Along the Mithi

Photography by Dylan Crawford

The ever-expanding city of Mumbai has put immense pressure on the natural environment. Mumbai’s largest river, the mighty Mithi, now turned into a stormwater drain, wends through the city carrying with it the garbage and the sewage of millions. On its banks is Dharavi, India’s largest slum – the second largest in Asia by some accounts.

Dylan Crawford, follows the river’s 18km journey from Vahir Lake to Mahim Bay, eventually emptying into the Arabian sea. The filth and squalor as seen from the Mithi’s point of view attempts to anthropomorphise the river that was once aptly named ‘sweet’ in the Marathi language.


tWS: A NEW day rises over the Mithi River and for all those who live on its banks. The city comes alive around it and for a moment the river looks beautiful as it reflects the sunrise.

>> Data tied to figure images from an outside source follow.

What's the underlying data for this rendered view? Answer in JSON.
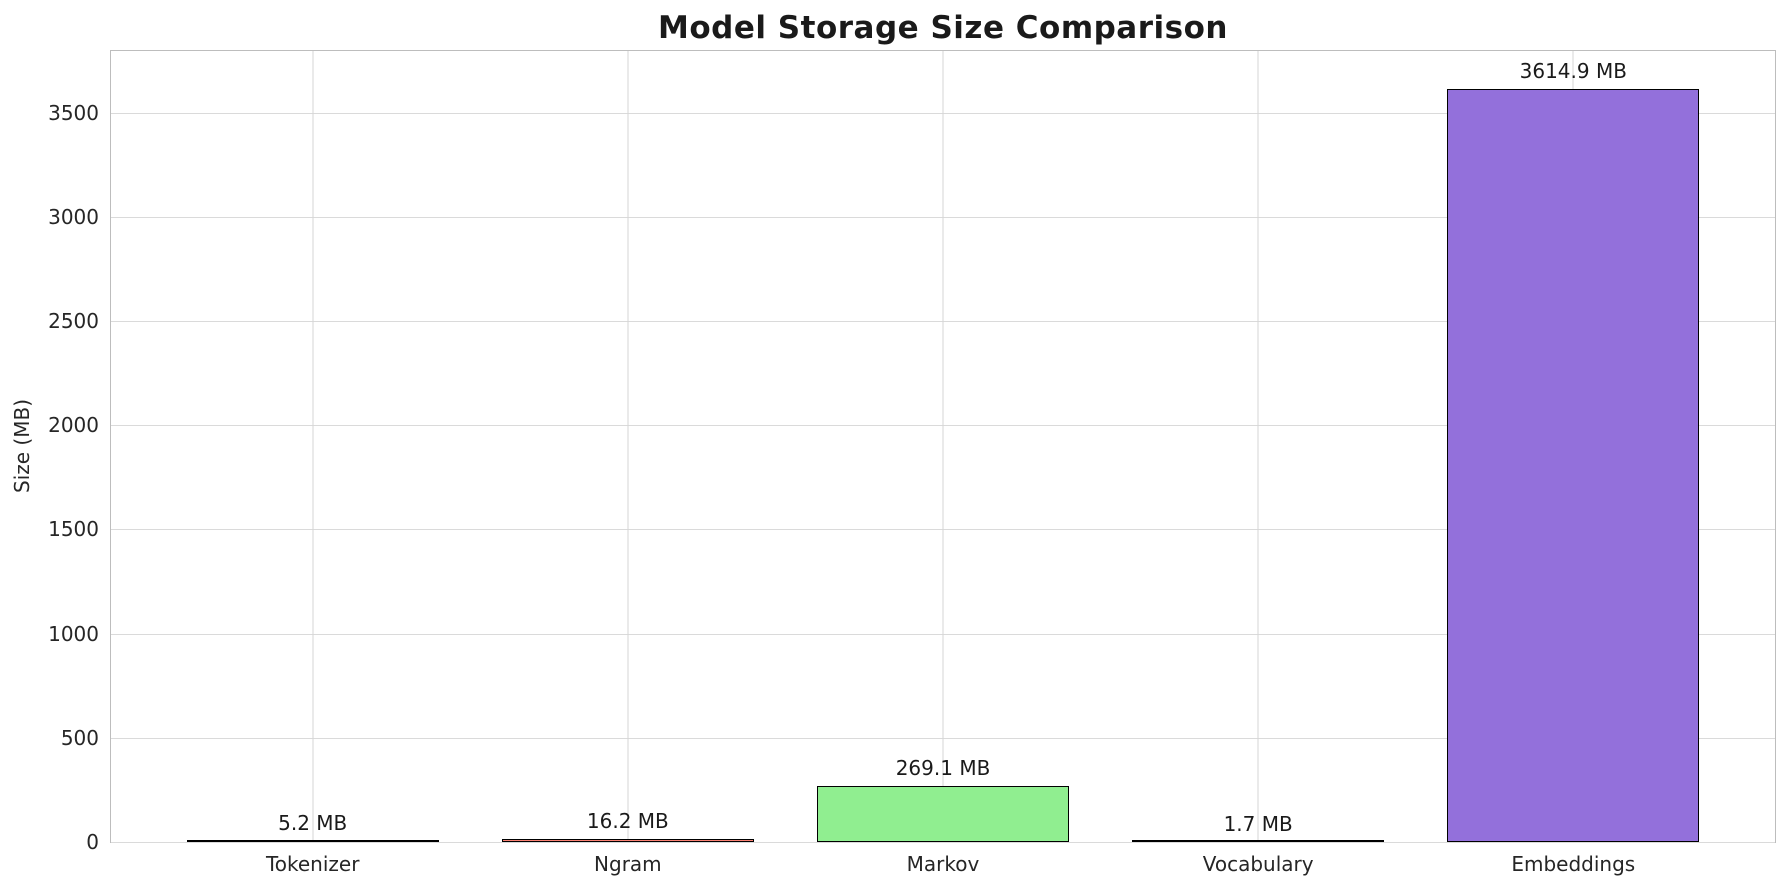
{
  "chart_data": {
    "type": "bar",
    "title": "Model Storage Size Comparison",
    "xlabel": "",
    "ylabel": "Size (MB)",
    "categories": [
      "Tokenizer",
      "Ngram",
      "Markov",
      "Vocabulary",
      "Embeddings"
    ],
    "values": [
      5.2,
      16.2,
      269.1,
      1.7,
      3614.9
    ],
    "value_labels": [
      "5.2 MB",
      "16.2 MB",
      "269.1 MB",
      "1.7 MB",
      "3614.9 MB"
    ],
    "bar_colors": [
      "#87ceeb",
      "#fa8072",
      "#90ee90",
      "#ffd700",
      "#9370db"
    ],
    "bar_edge_color": "#000000",
    "bar_width": 0.8,
    "ylim": [
      0,
      3795.6
    ],
    "xlim": [
      -0.64,
      4.64
    ],
    "yticks": [
      0,
      500,
      1000,
      1500,
      2000,
      2500,
      3000,
      3500
    ],
    "grid": true,
    "legend": "none"
  }
}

tWS: A MAN cleans his clothes using detergent on the banks of the Mithi River in Mumbai. This is the only method of washing and general cleaning for many. The chemical run-off from their daily chores finds its way to the river. Older Mumbaikars remember swimming in the river as late as the 1980’s, something no one would even dream of doing now. 

tWS: A SIX-meter-high concrete walls separates the river from the surrounding rubbish tip, in a shortsighted attempt to prevent flooding. The 2005 flood devastated Mumbai. The Mithi, clogged with tonnes of garbage, struggled to cope with the 944mm of rain that fell in one day. The river broke its banks, flooding the city and killing 914 people. The floods cost the city a staggering $90 million. The panicked government came up with another band-aid solution, this six-meter-high concrete wall that traps the river and destroyed what was left of the ecosystem including thousands of mangrove trees that fringed its banks. It was the final nail in the coffin. The transformation of Mithi from river to sewage system was now complete

tWS: MATERIAL washes down the river until it reaches Mahim Bay. There it tangles onto the few mangroves that survive this hostile environment

tWS: THE Mithi River was in the way of progress for the city and so was diverted to allow the Chhatrapati Shivaji International Airport, located in the centre of the city, to expand. This destroyed estuaries and low-lying floodplains, increasing the chance of flooding.

tWS: THE Mithi empties into Mahim Bay bringing with it the city’s garbage. A small amount of the rubbish that flows into the Arabian sea washes back on the shores of Mumbai


tWS: BUT the polluted river remains a life-line for some. Immersed waist-deep in festering pollutants, men sifts through the trash found in the Mithi River in the hope of finding  recyclables.

tWS: THE lack of rain in the dry season leaves the river empty, save for small pockets of waste water that pool around the drains of the slums. To prevent the stagnant water from becoming a breeding ground for mosquitoes, volunteers use excavators to dig trenches to allow the water to flow. 

tWS: HUNDREDS of volunteers gather at the start of the Mithi River, which is a dry riverbed at this time, to separate the inorganic waste from the mud. The clean-up is organised by Eco-Activist Afroz Shah, in a bid to save Mumbai’s waterways. Shah is well known for his efforts to clean the beaches and rivers of Mumbai. What started as small movement now collects and recycles about 4,000 tons of trash every year.

tWS: A YOUNG volunteer adds to a growing pile of waste gathered while cleaning the riverbed.


tWS: THE polluted Mahim Bay separates  Mumbai’s high-rises from the fishing village slums. 

THE SUN sets on another day on the Mithi, as a garland from a nearby temple mingles with human waste on the river a city forgot.



Dylan Crawford is a final year photojournalism student focused enabling positive social change through visual storytelling. He was a finalist in this year’s Clarion awards for journalistic excellence in Queensland for his portrayal of indigenous protests during the 2018 Commonwealth Games. He is particularly interested in documenting environmental social justice issues.

OSSIE AWARD 2019: BEST PHOTOJOURNALISM BY AN UNDERGRADUATE OR POSTGRADUATE STUDENT

” The winning entry showed a clear understanding of the structure of a story telling essay. The images were strongly composed and had single image impact, inside the story. Each image continued to move the story forward with new information being given to the viewer with little repetition. Overall the work was edited and put together well with a good flow that engaged the viewer through until the end.”